По эту сторону зла | страница 55



Его кузен Генри Линч внимательно выслушал предложение Дойче Банка, изложенное графом Гарри в свойственной ему лестной фразеологии. По его словам, дело не в баснословной цене проекта, а в его политическом влиянии. Если железная дорога Берлин — Багдад будет принадлежать исключительно Германии, то неизбежно вспыхнет военный конфликт между Германией и Британией, а этого нужно избежать во что бы то ни стало. Генри Линч согласился, но не преминул задать важный вопрос: «А что Англия получит за свое участие в железнодорожном проекте?» На это у графа Гарри был готов ответ: «В этом случае Германия не будет возражать против единоличного влияния Британии на политику и экономику государств Ближнего Востока». Его слова явно удовлетворили Генри Линча, и он обещал подумать, но проницательный Гарри почуял, что кузен готов к положительному ответу на его предложение.
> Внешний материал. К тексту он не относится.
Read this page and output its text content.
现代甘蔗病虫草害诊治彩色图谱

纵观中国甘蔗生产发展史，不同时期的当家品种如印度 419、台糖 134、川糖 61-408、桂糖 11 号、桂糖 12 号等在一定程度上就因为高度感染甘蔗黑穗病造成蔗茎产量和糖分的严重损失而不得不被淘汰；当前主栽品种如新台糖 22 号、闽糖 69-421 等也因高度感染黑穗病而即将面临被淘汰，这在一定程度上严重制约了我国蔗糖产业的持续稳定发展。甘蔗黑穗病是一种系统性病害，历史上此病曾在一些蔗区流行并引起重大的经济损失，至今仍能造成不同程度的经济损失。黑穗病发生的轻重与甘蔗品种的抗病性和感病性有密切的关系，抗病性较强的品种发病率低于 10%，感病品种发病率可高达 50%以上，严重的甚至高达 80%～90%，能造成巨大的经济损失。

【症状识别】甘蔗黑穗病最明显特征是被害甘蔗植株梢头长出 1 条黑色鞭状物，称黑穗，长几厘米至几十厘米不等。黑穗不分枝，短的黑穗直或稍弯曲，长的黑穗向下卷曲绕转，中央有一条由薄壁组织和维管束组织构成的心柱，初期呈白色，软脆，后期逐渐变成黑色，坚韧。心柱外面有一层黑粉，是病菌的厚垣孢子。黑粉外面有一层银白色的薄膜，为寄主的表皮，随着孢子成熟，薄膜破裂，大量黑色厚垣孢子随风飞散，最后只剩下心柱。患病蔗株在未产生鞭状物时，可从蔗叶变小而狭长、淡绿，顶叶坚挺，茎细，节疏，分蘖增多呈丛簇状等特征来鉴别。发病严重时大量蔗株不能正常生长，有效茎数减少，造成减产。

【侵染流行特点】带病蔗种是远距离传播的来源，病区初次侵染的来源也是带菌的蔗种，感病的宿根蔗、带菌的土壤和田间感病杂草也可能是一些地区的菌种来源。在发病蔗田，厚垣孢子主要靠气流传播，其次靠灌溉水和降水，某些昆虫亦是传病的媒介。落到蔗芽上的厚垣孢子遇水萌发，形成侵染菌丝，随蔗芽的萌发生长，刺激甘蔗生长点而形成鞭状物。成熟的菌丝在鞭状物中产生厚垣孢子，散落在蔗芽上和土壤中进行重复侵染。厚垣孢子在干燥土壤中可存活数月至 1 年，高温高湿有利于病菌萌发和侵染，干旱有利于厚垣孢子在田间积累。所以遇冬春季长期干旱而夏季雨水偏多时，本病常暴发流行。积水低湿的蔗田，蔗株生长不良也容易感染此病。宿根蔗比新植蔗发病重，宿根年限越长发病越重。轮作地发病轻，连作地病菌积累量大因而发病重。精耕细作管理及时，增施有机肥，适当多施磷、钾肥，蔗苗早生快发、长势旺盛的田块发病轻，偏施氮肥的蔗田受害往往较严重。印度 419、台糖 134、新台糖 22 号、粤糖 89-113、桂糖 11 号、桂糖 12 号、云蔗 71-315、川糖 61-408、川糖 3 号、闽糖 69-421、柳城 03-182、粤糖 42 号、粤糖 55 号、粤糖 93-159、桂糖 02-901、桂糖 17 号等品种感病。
Поэтому, направляясь в ресторан «Савой», где его ожидал ужин с Майолем, довольный собой Гарри вдруг понял, что перед ним открывается новая карьера, дипломатическая.

Вернувшись в Веймар, граф почувствовал, что его отношения с эрцгерцогом становятся все хуже. В начале ноября тот пожелал посетить мастерские приглашенных скульпторов — так называли знаменитых представителей искусств, получивших стипендии и мастерские при музее Кесслера. Прохаживаясь среди эскизов и гипсовых слепков, эрцгерцог постепенно наливался злостью — ясно было, что он не понимает смысла того, что видит. «Что это такое?» — сердито спросил он, тыча пальцем в один из эскизов, и поспешил к выходу.
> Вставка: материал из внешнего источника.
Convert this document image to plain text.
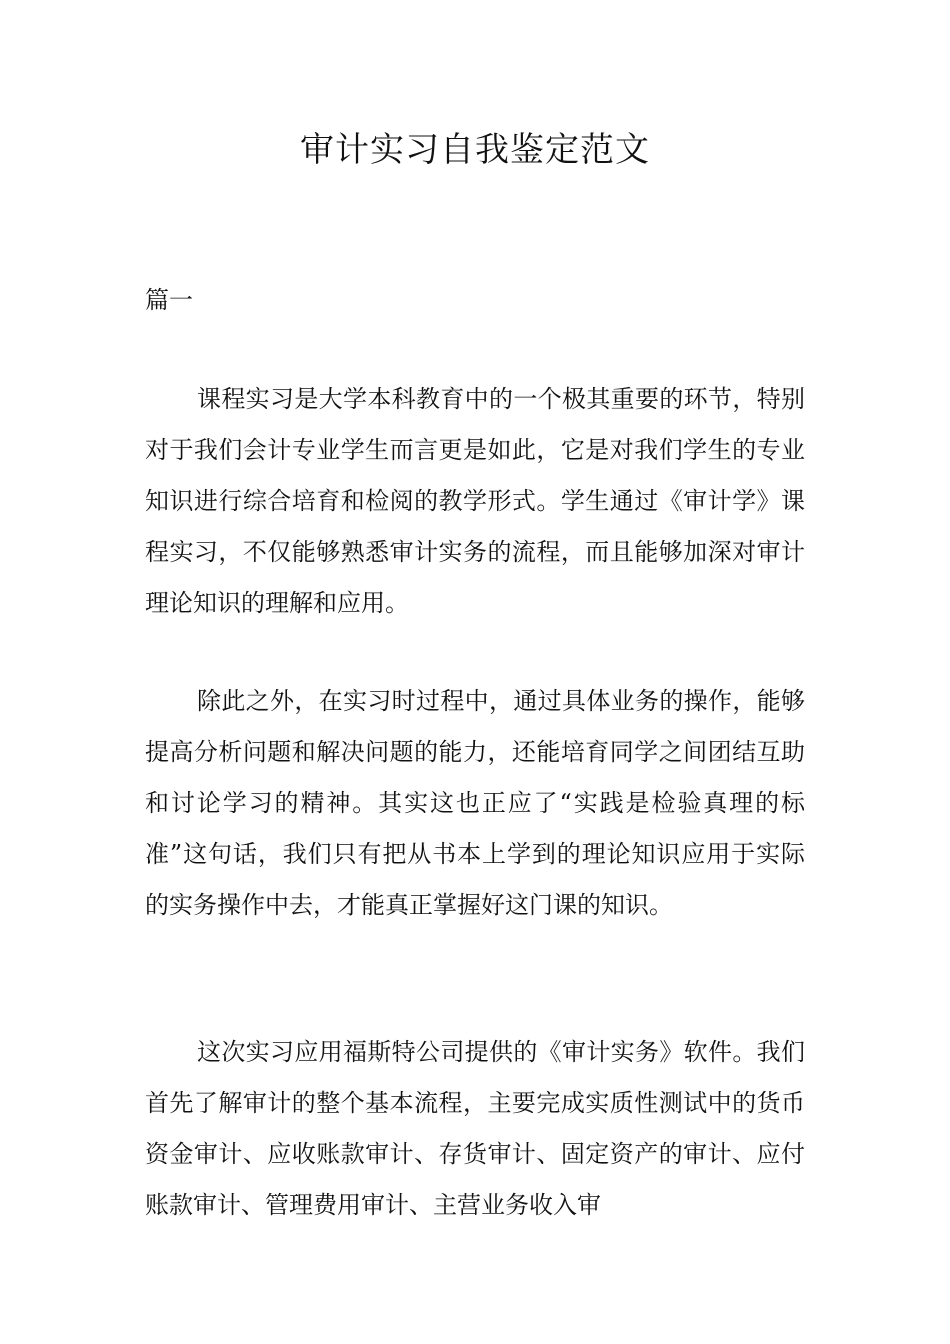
审计实习自我鉴定范文

篇一

课程实习是大学本科教育中的一个极其重要的环节，特别对于我们会计专业学生而言更是如此，它是对我们学生的专业知识进行综合培育和检阅的教学形式。学生通过《审计学》课程实习，不仅能够熟悉审计实务的流程，而且能够加深对审计理论知识的理解和应用。

除此之外，在实习时过程中，通过具体业务的操作，能够提高分析问题和解决问题的能力，还能培育同学之间团结互助和讨论学习的精神。其实这也正应了“实践是检验真理的标准”这句话，我们只有把从书本上学到的理论知识应用于实际的实务操作中去，才能真正掌握好这门课的知识。

这次实习应用福斯特公司提供的《审计实务》软件。我们首先了解审计的整个基本流程，主要完成实质性测试中的货币资金审计、应收账款审计、存货审计、固定资产的审计、应付账款审计、管理费用审计、主营业务收入审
«Надо же, какой грубый мужлан! Милая покойная эрцгерцогиня не сердилась бы, а радовалась находкам моих подопечных», — огорчился Гарри и приготовился к неприятностям.

И, предвидя их, постарался задобрить эрцгерцога. Для этого он устроил у себя дома званый обед, на который пригласил эрцгерцога, некоторых влиятельных граждан Веймара и самых знаменитых представителей разных искусств — скульпторов, художников, писателей. Он тщательно продумал меню, составил набор лучших вин и рассчитал, кого с кем посадить рядом, — в таких делах не было ему равных. Поначалу разговор за столом тек напряженно, но после нескольких бокалов отличных вин языки развязались и беседа стала оживленной. Один из художников произнес тост в защиту постимпрессионизма, на что эрцгерцог возразил, что искусство должно радовать глаз, а не раздражать. И тут наступил час графа Гарри. Он произнес звездную речь в защиту принципов своего музея — ни одному из современных течений не давать преимущества, а представлять в равной мере всех. Эрцгерцог выразил полное согласие с этим принципом и ушел далеко за полночь в хорошем настроении.